Fiorentina, Italiano: “Ribery è un giocatore che determina. Non sovraccarichiamo i ragazzi in allenamento”

Foto: profilo Twitter Fiorentina

Vincenzo Italiano, allenatore della Fiorentina, ha parlato in conferenza stampa alla vigilia della sfida casalinga contro la Salernitana:

“Ho fatto una battuta ai ragazzi, abbiamo vinto una partita di campionato ma abbiamo fatto solo il nostro dovere a fare qualcosa che mancava da tempo lontano dal Franchi. Abbiamo preparato nel migliore dei modi una partita che deve essere approcciata bene. Si può complicare come tutte le gare, dobbiamo essere maturi e sappiamo che abbiamo un’opportunità importante, quella di mettere altri punti nella nostra classifica”.

Sarà una partita trappola?

“Deve essere preparata come tutte le altre, sono tutte importanti al massimo. La posta in palio è sempre i tre punti, vogliamo continuare a fare bene, la Salernitana vuole punti per il proprio obiettivo. Dobbiamo scendere in campo come sempre. L’approccio è sempre stato ottimo”.

Avete un patto con Vlahovic sui gol nell’anno solare per superare Ronaldo?

“Non c’è nessun patto, deve continuare a giuocare in questo modo. Adesso stiamo crescendo anche nel servirlo, è il capocannoniere e deve continuare così. Quando gli attaccanti lavorano in questo modo la squadra ne trae un vantaggio enorme. Tutti gli attaccanti sono importanti e sono stati decisivo. Spero che la gara di Bologna di dia carica, entusiasmo e consapevolezza, volevamo la vittoria in trasferta da tanto”.

Torna Ribery a Firenze:

“Abbiamo visto alcuni spezzoni delle gare della Salernitana. Quando è lucido mette davanti alla porta io compagni e supera facilmente l’avversario. Dobbiamo cercare di arginarlo e tenere botta. Se crea superiorità si può andare in difficoltà. È un giocatore che determina e credo sia una delle preoccupazioni maggiori per domani”.

Vi state preparando per le tre partite con questo freddo?

“Ci sono tanti infortunati in Serie A e questa è un’anomalia. Parlavamo di Gonzalez e dicevamo che non volevamo forzare. Sappiamo che a livello muscolare c’è un problema che è generale. Non abbiamo avuto problemi enormi a parte con Dragowski ma dobbiamo stare attenti e magari allungare i tempi di recupero. Non vogliamo sovraccaricare i ragazzi in allenamento, a volte è comunque tutto frutto del caso. È il rischio del nostro mestiere”.
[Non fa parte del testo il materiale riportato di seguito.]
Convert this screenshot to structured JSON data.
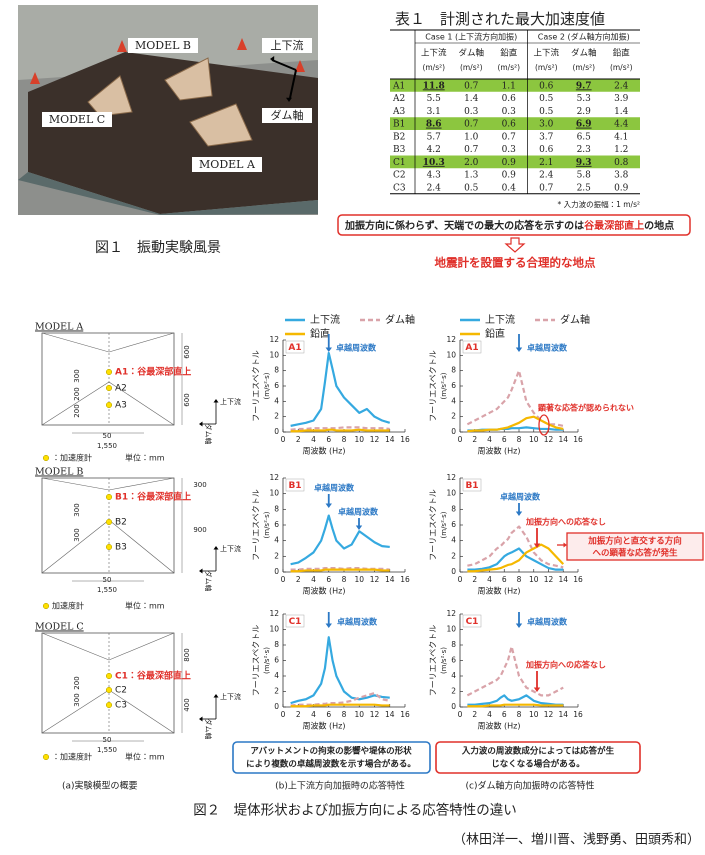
{
  "figure1": {
    "labels": {
      "model_a": "MODEL A",
      "model_b": "MODEL B",
      "model_c": "MODEL C",
      "upstream": "上下流",
      "dam_axis": "ダム軸"
    },
    "caption": "図１　振動実験風景"
  },
  "table1": {
    "title": "表１　計測された最大加速度値",
    "groups": [
      "Case 1 (上下流方向加振)",
      "Case 2 (ダム軸方向加振)"
    ],
    "columns": [
      "上下流",
      "ダム軸",
      "鉛直",
      "上下流",
      "ダム軸",
      "鉛直"
    ],
    "unit": "(m/s²)",
    "rows": [
      {
        "label": "A1",
        "values": [
          "11.8",
          "0.7",
          "1.1",
          "0.6",
          "9.7",
          "2.4"
        ],
        "highlight": true,
        "bold": [
          true,
          false,
          false,
          false,
          true,
          false
        ]
      },
      {
        "label": "A2",
        "values": [
          "5.5",
          "1.4",
          "0.6",
          "0.5",
          "5.3",
          "3.9"
        ],
        "highlight": false
      },
      {
        "label": "A3",
        "values": [
          "3.1",
          "0.3",
          "0.3",
          "0.5",
          "2.9",
          "1.4"
        ],
        "highlight": false
      },
      {
        "label": "B1",
        "values": [
          "8.6",
          "0.7",
          "0.6",
          "3.0",
          "6.9",
          "4.4"
        ],
        "highlight": true,
        "bold": [
          true,
          false,
          false,
          false,
          true,
          false
        ]
      },
      {
        "label": "B2",
        "values": [
          "5.7",
          "1.0",
          "0.7",
          "3.7",
          "6.5",
          "4.1"
        ],
        "highlight": false
      },
      {
        "label": "B3",
        "values": [
          "4.2",
          "0.7",
          "0.3",
          "0.6",
          "2.3",
          "1.2"
        ],
        "highlight": false
      },
      {
        "label": "C1",
        "values": [
          "10.3",
          "2.0",
          "0.9",
          "2.1",
          "9.3",
          "0.8"
        ],
        "highlight": true,
        "bold": [
          true,
          false,
          false,
          false,
          true,
          false
        ]
      },
      {
        "label": "C2",
        "values": [
          "4.3",
          "1.3",
          "0.9",
          "2.4",
          "5.8",
          "3.8"
        ],
        "highlight": false
      },
      {
        "label": "C3",
        "values": [
          "2.4",
          "0.5",
          "0.4",
          "0.7",
          "2.5",
          "0.9"
        ],
        "highlight": false
      }
    ],
    "note": "* 入力波の振幅：1 m/s²"
  },
  "callout": {
    "before": "加振方向に係わらず、天端での最大の応答を示すのは",
    "highlight": "谷最深部直上",
    "after": "の地点",
    "conclusion": "地震計を設置する合理的な地点"
  },
  "figure2": {
    "models": [
      {
        "title": "MODEL A",
        "points": [
          "A1：谷最深部直上",
          "A2",
          "A3"
        ],
        "dims": [
          "600",
          "600",
          "300",
          "200",
          "200",
          "50",
          "1,550"
        ],
        "sensor": "：加速度計",
        "unit": "単位：mm"
      },
      {
        "title": "MODEL B",
        "points": [
          "B1：谷最深部直上",
          "B2",
          "B3"
        ],
        "dims": [
          "300",
          "900",
          "300",
          "300",
          "50",
          "1,550"
        ],
        "sensor": "加速度計",
        "unit": "単位：mm"
      },
      {
        "title": "MODEL C",
        "points": [
          "C1：谷最深部直上",
          "C2",
          "C3"
        ],
        "dims": [
          "800",
          "400",
          "200",
          "300",
          "50",
          "1,550"
        ],
        "sensor": "：加速度計",
        "unit": "単位：mm"
      }
    ],
    "axes_symbol": {
      "upstream": "上下流",
      "dam_axis": "ダム軸"
    },
    "series": [
      {
        "name": "上下流",
        "color": "#35a9e0",
        "dashed": false
      },
      {
        "name": "ダム軸",
        "color": "#d9a3a9",
        "dashed": true
      },
      {
        "name": "鉛直",
        "color": "#f5b800",
        "dashed": false
      }
    ],
    "axes": {
      "xlim": [
        0,
        16
      ],
      "ylim": [
        0,
        12
      ],
      "xticks": [
        0,
        2,
        4,
        6,
        8,
        10,
        12,
        14,
        16
      ],
      "yticks": [
        0,
        2,
        4,
        6,
        8,
        10,
        12
      ],
      "xlabel": "周波数 (Hz)",
      "ylabel": "フーリエスペクトル",
      "yunit": "(m/s²·s)"
    },
    "x": [
      1,
      2,
      3,
      4,
      5,
      5.5,
      6,
      6.5,
      7,
      8,
      9,
      10,
      11,
      12,
      13,
      14
    ],
    "charts": [
      {
        "label": "A1",
        "annotations": [
          "卓越周波数"
        ],
        "values": [
          [
            0.8,
            1.0,
            1.2,
            1.5,
            3.0,
            6.5,
            10.3,
            8.2,
            6.0,
            4.5,
            3.5,
            2.5,
            3.0,
            2.0,
            1.5,
            1.2
          ],
          [
            0.3,
            0.4,
            0.4,
            0.5,
            0.5,
            0.5,
            0.5,
            0.5,
            0.5,
            0.6,
            0.6,
            0.6,
            0.5,
            0.5,
            0.5,
            0.4
          ],
          [
            0.1,
            0.1,
            0.2,
            0.2,
            0.2,
            0.2,
            0.3,
            0.3,
            0.2,
            0.2,
            0.2,
            0.3,
            0.2,
            0.2,
            0.2,
            0.2
          ]
        ]
      },
      {
        "label": "A1",
        "annotations": [
          "卓越周波数",
          "顕著な応答が認められない"
        ],
        "values": [
          [
            0.2,
            0.2,
            0.3,
            0.3,
            0.3,
            0.4,
            0.4,
            0.4,
            0.5,
            0.5,
            0.6,
            0.5,
            0.4,
            0.4,
            0.3,
            0.3
          ],
          [
            1.0,
            1.5,
            2.0,
            2.5,
            3.0,
            3.5,
            4.0,
            4.5,
            5.5,
            8.0,
            4.0,
            2.5,
            1.5,
            1.0,
            1.0,
            0.8
          ],
          [
            0.1,
            0.2,
            0.2,
            0.3,
            0.3,
            0.4,
            0.5,
            0.6,
            0.8,
            1.2,
            1.8,
            2.0,
            1.5,
            1.0,
            0.6,
            0.4
          ]
        ]
      },
      {
        "label": "B1",
        "annotations": [
          "卓越周波数",
          "卓越周波数"
        ],
        "values": [
          [
            1.0,
            1.2,
            1.8,
            2.5,
            4.0,
            5.5,
            7.2,
            5.5,
            4.0,
            3.0,
            3.5,
            5.2,
            4.5,
            3.8,
            3.3,
            3.2
          ],
          [
            0.3,
            0.3,
            0.4,
            0.4,
            0.4,
            0.5,
            0.5,
            0.5,
            0.5,
            0.4,
            0.5,
            0.5,
            0.4,
            0.4,
            0.4,
            0.3
          ],
          [
            0.1,
            0.1,
            0.2,
            0.2,
            0.2,
            0.3,
            0.3,
            0.3,
            0.3,
            0.3,
            0.3,
            0.3,
            0.3,
            0.3,
            0.2,
            0.2
          ]
        ]
      },
      {
        "label": "B1",
        "annotations": [
          "卓越周波数",
          "加振方向への応答なし"
        ],
        "note": [
          "加振方向と直交する方向",
          "への顕著な応答が発生"
        ],
        "values": [
          [
            0.3,
            0.3,
            0.4,
            0.6,
            1.0,
            1.5,
            2.0,
            2.3,
            2.5,
            3.0,
            2.0,
            1.5,
            1.0,
            0.5,
            0.3,
            0.3
          ],
          [
            0.8,
            1.0,
            1.5,
            2.0,
            3.0,
            3.3,
            3.8,
            4.2,
            5.0,
            5.8,
            4.5,
            2.5,
            1.5,
            1.0,
            0.8,
            0.6
          ],
          [
            0.1,
            0.1,
            0.2,
            0.3,
            0.4,
            0.5,
            0.7,
            0.9,
            1.0,
            1.5,
            2.5,
            3.0,
            3.5,
            3.0,
            2.0,
            1.0
          ]
        ]
      },
      {
        "label": "C1",
        "annotations": [
          "卓越周波数"
        ],
        "values": [
          [
            0.5,
            0.8,
            1.0,
            1.5,
            3.0,
            5.0,
            9.0,
            6.0,
            4.0,
            2.0,
            1.2,
            1.0,
            1.2,
            1.5,
            1.3,
            1.2
          ],
          [
            0.2,
            0.3,
            0.3,
            0.3,
            0.4,
            0.4,
            0.5,
            0.5,
            0.5,
            0.6,
            0.8,
            1.2,
            1.5,
            1.8,
            1.0,
            0.8
          ],
          [
            0.1,
            0.1,
            0.1,
            0.2,
            0.2,
            0.2,
            0.3,
            0.3,
            0.3,
            0.3,
            0.3,
            0.3,
            0.3,
            0.3,
            0.2,
            0.2
          ]
        ]
      },
      {
        "label": "C1",
        "annotations": [
          "卓越周波数",
          "加振方向への応答なし"
        ],
        "values": [
          [
            0.3,
            0.3,
            0.4,
            0.5,
            0.8,
            1.2,
            1.5,
            1.0,
            0.8,
            1.0,
            1.5,
            0.8,
            0.5,
            0.4,
            0.3,
            0.3
          ],
          [
            1.5,
            2.0,
            2.5,
            3.0,
            3.5,
            4.0,
            5.0,
            6.0,
            7.8,
            4.0,
            2.5,
            2.0,
            1.5,
            1.5,
            2.0,
            2.5
          ],
          [
            0.1,
            0.1,
            0.1,
            0.2,
            0.2,
            0.2,
            0.3,
            0.3,
            0.3,
            0.3,
            0.3,
            0.3,
            0.2,
            0.2,
            0.2,
            0.2
          ]
        ]
      }
    ],
    "findings": [
      {
        "lines": [
          "アバットメントの拘束の影響や堤体の形状",
          "により複数の卓越周波数を示す場合がある。"
        ]
      },
      {
        "lines": [
          "入力波の周波数成分によっては応答が生",
          "じなくなる場合がある。"
        ]
      }
    ],
    "subcaptions": [
      "(a)実験模型の概要",
      "(b)上下流方向加振時の応答特性",
      "(c)ダム軸方向加振時の応答特性"
    ],
    "caption": "図２　堤体形状および加振方向による応答特性の違い"
  },
  "authors": "（林田洋一、増川晋、浅野勇、田頭秀和）"
}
A che punto è la sua Fiorentina?

“Avendo affrontato da avversario questo gruppo lo scorso anno avevo visto subito che c’era tanta qualità, ero convinto del potenziale. Non mi sono sbagliato e questa squadra può crescere ancora. A Bologna il tridente d’attacco era composto da un 2000, un ’99 e un ’98. Continuiamo a lavorare per ottenere la crescita, abbiamo avuto alti e bassi e dobbiamo crescere in maturità. Le ultime partite dell’anno possono darci risposte importanti. Vedo lavorare bene i miei giocatori, le vittorie aiutano a lavorare bene”.

Cosa si aspetta dal mercato di gennaio?

“È passata una settimana da quando ho detto che siamo concentrati solo sul campo. Sappiamo dove si può intervenire, il mercato di gennaio è da sempre un mercato dove bisogna stare attenti, se sbagli non puoi rimediare. Abbiamo delle idee, vedremo se riusciremo a portarle avanti. Ora sono concentrato solo sulle partita che dobbiamo giocare”.